Du service de Fouquet à celui de Condé
François Vatel est un fils de laboureur né vers 1625. Il s’est illustré comme maître d’hôtel à Vaux-le-Vicomte, auprès de Nicolas Fouquet.

Description de cette image, également commentée ci-après

François Vatel 

Après la disgrâce de son mécène et un exil prudent à l’étranger, il est entré au service de Louis II de Bourbon, prince de Condé, comme «contrôleur général de la Bouche de Monsieur le Prince».

Après plusieurs années de patience, le héros de Rocroi a la satisfaction de recevoir le roi Louis XIV et la Cour dans son superbe château de Chantilly, au nord de Paris.

Cette réception doit marquer son complet retour en grâce et le pardon du roi après sa participation à la Fronde nobiliaire.

Une réception de la plus haute importance
Pris de court par l’annonce de la visite royale, quinze jours à peine avant la date fatidique, Vatel doit nourrir pendant trois jours, du jeudi soir au samedi, 600 courtisans et un total de plusieurs milliers de personnes, domestiques compris.

Le jeudi soir, les invités d’honneur occupent pas moins de 25 tables dans le château magnifiquement illuminé.

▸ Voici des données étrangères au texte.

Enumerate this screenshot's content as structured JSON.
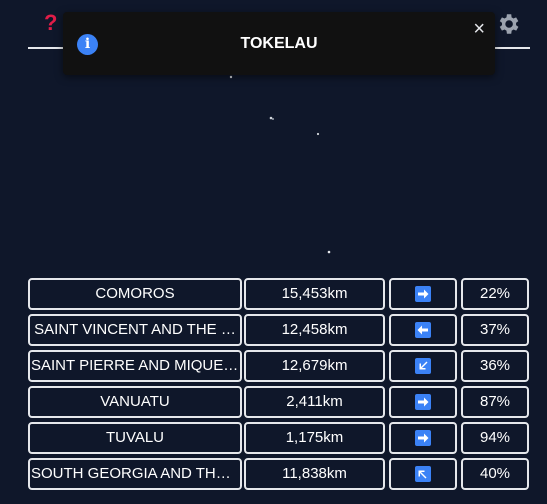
{
  "header": {
    "help_icon": "question-mark-icon",
    "settings_icon": "gear-icon"
  },
  "toast": {
    "icon": "info-icon",
    "title": "TOKELAU",
    "close_label": "×"
  },
  "guesses": [
    {
      "country": "COMOROS",
      "distance": "15,453km",
      "direction": "E",
      "direction_icon": "arrow-right-icon",
      "proximity": "22%"
    },
    {
      "country": "SAINT VINCENT AND THE …",
      "distance": "12,458km",
      "direction": "W",
      "direction_icon": "arrow-left-icon",
      "proximity": "37%"
    },
    {
      "country": "SAINT PIERRE AND MIQUEL…",
      "distance": "12,679km",
      "direction": "SW",
      "direction_icon": "arrow-down-left-icon",
      "proximity": "36%"
    },
    {
      "country": "VANUATU",
      "distance": "2,411km",
      "direction": "E",
      "direction_icon": "arrow-right-icon",
      "proximity": "87%"
    },
    {
      "country": "TUVALU",
      "distance": "1,175km",
      "direction": "E",
      "direction_icon": "arrow-right-icon",
      "proximity": "94%"
    },
    {
      "country": "SOUTH GEORGIA AND THE …",
      "distance": "11,838km",
      "direction": "NW",
      "direction_icon": "arrow-up-left-icon",
      "proximity": "40%"
    }
  ],
  "colors": {
    "background": "#0f172a",
    "help_icon": "#e11d48",
    "arrow_tile": "#3b82f6",
    "toast_bg": "#111111"
  }
}
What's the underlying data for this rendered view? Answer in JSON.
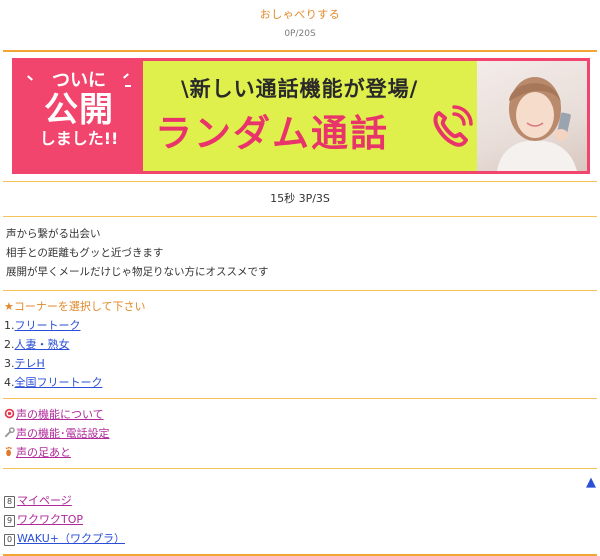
{
  "header": {
    "title": "おしゃべりする",
    "points": "0P/20S"
  },
  "banner": {
    "badge_line1": "ついに",
    "badge_line2": "公開",
    "badge_line3": "しました!!",
    "tagline": "\\新しい通話機能が登場/",
    "headline": "ランダム通話"
  },
  "rate": "15秒 3P/3S",
  "intro": {
    "lines": [
      "声から繋がる出会い",
      "相手との距離もグッと近づきます",
      "展開が早くメールだけじゃ物足りない方にオススメです"
    ]
  },
  "corners": {
    "heading": "★コーナーを選択して下さい",
    "items": [
      {
        "num": "1.",
        "label": "フリートーク"
      },
      {
        "num": "2.",
        "label": "人妻・熟女"
      },
      {
        "num": "3.",
        "label": "テレH"
      },
      {
        "num": "4.",
        "label": "全国フリートーク"
      }
    ]
  },
  "voice_links": {
    "about": "声の機能について",
    "settings": "声の機能･電話設定",
    "footprints": "声の足あと"
  },
  "footer": {
    "up_arrow": "▲",
    "mypage": {
      "num": "8",
      "label": "マイページ"
    },
    "top": {
      "num": "9",
      "label": "ワクワクTOP"
    },
    "waku": {
      "num": "0",
      "label": "WAKU+（ワクプラ）"
    }
  },
  "colors": {
    "accent_orange": "#f3a534",
    "banner_pink": "#f1456d",
    "banner_lime": "#dff04c",
    "link_blue": "#2a4fd6",
    "link_purple": "#b02a9a"
  }
}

Le souper est suivi d’un spectacle de deux heures avec un feu d’artifice à peine terni par les nuages. Mais le contrôleur général se désole de ce que quelques rôtis ont manqué à certaines tables. Toute la nuit, il court de çà, de là, à l’affût du moindre désordre.

Au petit matin, le retard de la «marée» qui amène les poissons et les coquillages de Boulogne met le comble à son désespoir. Il gagne sa chambre et se transperce à trois reprises avec son épée. La marée arrive sur ces entrefaites et l’on fait la macabre découverte de son cadavre tandis qu’on le cherche pour en prendre possession.

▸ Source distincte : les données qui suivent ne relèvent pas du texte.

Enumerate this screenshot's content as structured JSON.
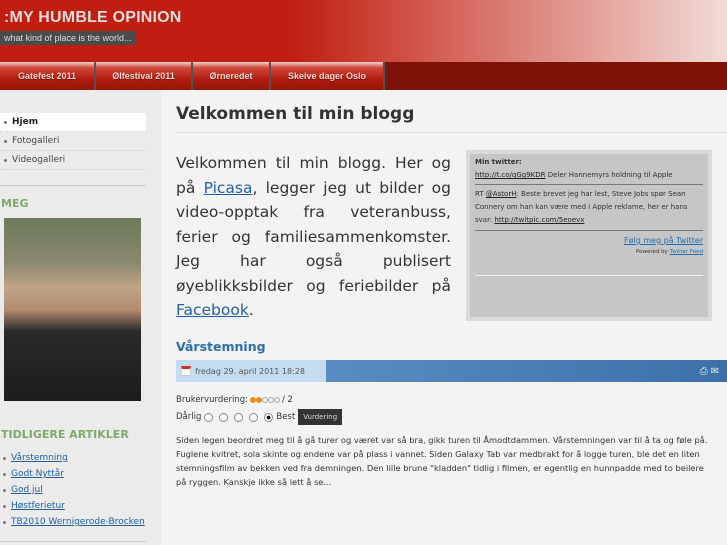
{
  "header": {
    "title": ":MY HUMBLE OPINION",
    "tagline": "what kind of place is the world..."
  },
  "nav": [
    {
      "label": "Gatefest 2011"
    },
    {
      "label": "Ølfestival 2011"
    },
    {
      "label": "Ørneredet"
    },
    {
      "label": "Skeive dager Oslo"
    }
  ],
  "sidebar": {
    "menu": [
      {
        "label": "Hjem"
      },
      {
        "label": "Fotogalleri"
      },
      {
        "label": "Videogalleri"
      }
    ],
    "meg_heading": "MEG",
    "articles_heading": "TIDLIGERE ARTIKLER",
    "articles": [
      {
        "label": "Vårstemning"
      },
      {
        "label": "Godt Nyttår"
      },
      {
        "label": "God jul"
      },
      {
        "label": "Høstferietur"
      },
      {
        "label": "TB2010 Wernigerode-Brocken"
      }
    ]
  },
  "main": {
    "title": "Velkommen til min blogg",
    "intro_1": "Velkommen til min blogg. Her og på ",
    "intro_link1": "Picasa",
    "intro_2": ", legger jeg ut bilder og video-opptak fra veteranbuss, ferier og familiesammenkomster. Jeg har også publisert øyeblikksbilder og feriebilder på ",
    "intro_link2": "Facebook",
    "intro_3": "."
  },
  "twitter": {
    "heading": "Min twitter:",
    "tweet1_link": "http://t.co/qGg9KDR",
    "tweet1_text": " Deler Hannemyrs holdning til Apple",
    "tweet2_prefix": "RT ",
    "tweet2_user": "@AstorH",
    "tweet2_text": ": Beste brevet jeg har lest, Steve Jobs spør Sean Connery om han kan være med i Apple reklame, her er hans svar: ",
    "tweet2_link": "http://twitpic.com/5eoevx",
    "follow": "Følg meg på Twitter",
    "powered_prefix": "Powered by ",
    "powered_link": "Twitter Feed"
  },
  "post": {
    "title": "Vårstemning",
    "date": "fredag 29. april 2011 18:28",
    "rating_label": "Brukervurdering:",
    "rating_value": 2,
    "rating_max": 5,
    "rating_count": "/ 2",
    "worst": "Dårlig",
    "best": "Best",
    "vote_button": "Vurdering",
    "body": "Siden legen beordret meg til å gå turer og været var så bra, gikk turen til Åmodtdammen. Vårstemningen var til å ta og føle på. Fuglene kvitret, sola skinte og endene var på plass i vannet. Siden Galaxy Tab var medbrakt for å logge turen, ble det en liten stemningsfilm av bekken ved fra demningen. Den lille brune \"kladden\" tidlig i filmen, er egentlig en hunnpadde med to beilere på ryggen. Kanskje ikke så lett å se..."
  }
}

Le Roi-Soleil, informé par Monsieur le Prince, se montre affligé par un sens de l’honneur aussi aigu mais la fête n’en continue pas moins jusqu’à son terme.

Célébrité posthume
Référence obligée en matière de grande cuisine, Vatel n’a pourtant qu’une recette à son actif : la crème Chantilly, qu’il aurait inventée à Vaux-le-Vicomte, chez Fouquet, mais baptisée du nom du château de son dernier bienfaiteur.

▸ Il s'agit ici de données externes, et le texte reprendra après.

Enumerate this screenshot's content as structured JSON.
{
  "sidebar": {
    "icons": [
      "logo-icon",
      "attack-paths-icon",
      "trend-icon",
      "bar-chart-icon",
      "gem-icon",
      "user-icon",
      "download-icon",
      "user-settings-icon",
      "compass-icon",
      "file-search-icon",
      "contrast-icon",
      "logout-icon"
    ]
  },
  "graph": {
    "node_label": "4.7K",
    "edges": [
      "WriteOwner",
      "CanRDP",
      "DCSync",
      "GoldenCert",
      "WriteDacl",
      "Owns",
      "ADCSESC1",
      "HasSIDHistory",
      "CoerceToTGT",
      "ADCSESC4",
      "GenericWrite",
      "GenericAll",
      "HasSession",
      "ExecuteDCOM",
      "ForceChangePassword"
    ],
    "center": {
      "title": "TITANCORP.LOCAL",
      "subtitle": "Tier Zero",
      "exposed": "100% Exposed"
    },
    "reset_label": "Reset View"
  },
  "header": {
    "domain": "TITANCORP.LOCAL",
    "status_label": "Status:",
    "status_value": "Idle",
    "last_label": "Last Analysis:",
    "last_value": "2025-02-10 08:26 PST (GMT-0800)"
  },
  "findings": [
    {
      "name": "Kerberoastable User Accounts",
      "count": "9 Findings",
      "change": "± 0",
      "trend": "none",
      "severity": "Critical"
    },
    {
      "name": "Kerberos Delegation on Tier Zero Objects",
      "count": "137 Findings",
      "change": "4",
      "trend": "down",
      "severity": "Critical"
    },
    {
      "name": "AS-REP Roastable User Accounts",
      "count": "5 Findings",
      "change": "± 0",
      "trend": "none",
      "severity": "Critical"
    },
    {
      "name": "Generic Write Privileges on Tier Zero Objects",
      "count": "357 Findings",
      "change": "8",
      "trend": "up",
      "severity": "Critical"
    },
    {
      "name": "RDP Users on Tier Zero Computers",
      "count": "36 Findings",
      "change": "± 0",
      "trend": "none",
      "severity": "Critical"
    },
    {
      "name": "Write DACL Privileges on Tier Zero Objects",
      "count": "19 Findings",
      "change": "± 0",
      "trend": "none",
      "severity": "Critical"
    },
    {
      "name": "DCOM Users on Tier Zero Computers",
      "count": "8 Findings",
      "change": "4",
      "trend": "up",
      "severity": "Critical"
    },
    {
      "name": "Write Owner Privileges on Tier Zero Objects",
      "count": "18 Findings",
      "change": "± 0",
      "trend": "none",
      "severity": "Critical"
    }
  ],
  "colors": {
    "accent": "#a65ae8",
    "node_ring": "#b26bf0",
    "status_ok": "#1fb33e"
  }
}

Il est devenu une légende en raison de son suicide et de la publicité qu’en a faite la marquise de Sévigné :

marquise de Sévigné

«À quatre heures, Vatel va partout, il trouve tout endormi. Il rencontre un petit pourvoyeur qui lui apportait seulement deux charges de marée; il lui demanda : « Est-ce là tout ?  » Il lui dit : « Oui, Monsieur. » Il ne savait pas que Vatel avait envoyé à tous les ports de mer. Il attend quelque temps; les autres pourvoyeurs ne viennent point ; sa tête s’échauffait. Il croit qu’il n’y aura pas de marée ; il trouve Gourville, et lui dit : « Monsieur, je ne survivrai pas à cet affront-ci ; j’ai de l’honneur et de la réputation à perdre. » Gourville se moqua de lui ; Vatel monte à sa chambre, met son épée contre la porte, et se la passe au travers du coeur, mais ce ne fut qu’au troisième coup, car il s’en donna deux qui n’étaient pas mortels : il tombe mort. La marée cependant arrive de tous côtés ; on cherche Vatel pour la distribuer, on va à sa chambre; on heurte, on enfonce la porte ; on le trouve noyé dans son sang ; on court à M. le Prince, qui fut au désespoir. M. le Duc pleura; c’était sur Vatel que roulait tout son voyage de Bourgogne. M. le Prince le dit au Roi fort tristement : on dit que c’était à force d’avoir de l’honneur à sa manière ; on le loua fort, on loua et on blâma son courage…»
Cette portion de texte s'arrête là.